Der Bundesgerichtshof hat mit insgesamt drei wichtigen Urteilen vom 18. März 2015 zu Klauseln in Formularmietverträgen seine Rechtsprechung zum Thema Schönheitsreparaturen geändert. Der Großteil der Wohnraummietverträge enthält Klauseln, welche die Durchführung der Schönheitsreparaturen auf den Mieter abwälzen. Dies führt immer wieder zu Streitigkeiten bei Auszug der Mieter.

Die nunmehr geänderte Rechtsprechung kann für Mieter die Ersparnis von Kosten zur Folge haben, da bei Auszug ggf. nicht mehr renoviert werden muss oder gar im laufenden Mietverhältnis die Renovierung durch den Vermieter verlangt werden kann. Allerdings dürften viele Vermieter nunmehr vor der Frage stehen, ob die eigenen Mietverträge ebenfalls betroffen sind und wie bei Abschluss neuer Verträge reagiert werden kann.

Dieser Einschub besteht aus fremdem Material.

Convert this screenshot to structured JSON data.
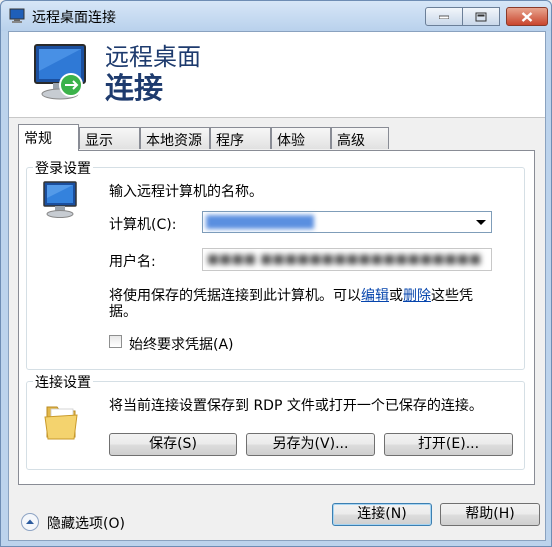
{
  "window": {
    "title": "远程桌面连接"
  },
  "banner": {
    "line1": "远程桌面",
    "line2": "连接"
  },
  "tabs": [
    {
      "label": "常规",
      "active": true
    },
    {
      "label": "显示",
      "active": false
    },
    {
      "label": "本地资源",
      "active": false
    },
    {
      "label": "程序",
      "active": false
    },
    {
      "label": "体验",
      "active": false
    },
    {
      "label": "高级",
      "active": false
    }
  ],
  "login": {
    "group_label": "登录设置",
    "prompt": "输入远程计算机的名称。",
    "computer_label": "计算机(C):",
    "username_label": "用户名:",
    "info_text_1": "将使用保存的凭据连接到此计算机。可以",
    "edit_link": "编辑",
    "info_or": "或",
    "delete_link": "删除",
    "info_text_2": "这些凭",
    "info_text_3": "据。",
    "always_ask_label": "始终要求凭据(A)"
  },
  "connection": {
    "group_label": "连接设置",
    "description": "将当前连接设置保存到 RDP 文件或打开一个已保存的连接。",
    "save_label": "保存(S)",
    "save_as_label": "另存为(V)...",
    "open_label": "打开(E)..."
  },
  "footer": {
    "hide_options_label": "隐藏选项(O)",
    "connect_label": "连接(N)",
    "help_label": "帮助(H)"
  }
}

Welche Fälle sind betroffen?

Die Entscheidungen des BGH betreffen einerseits Mietverhältnisse, bei denen eine Wohnung nur teilweise renoviert übernommen wurde. In diesen Fällen enthielten bislang eine Vielzahl von Mietverträgen Regelungen, nach denen die Fristen für die Durchführung von Schönheitsreparaturen erst ab Mietbeginn zu laufen beginnen.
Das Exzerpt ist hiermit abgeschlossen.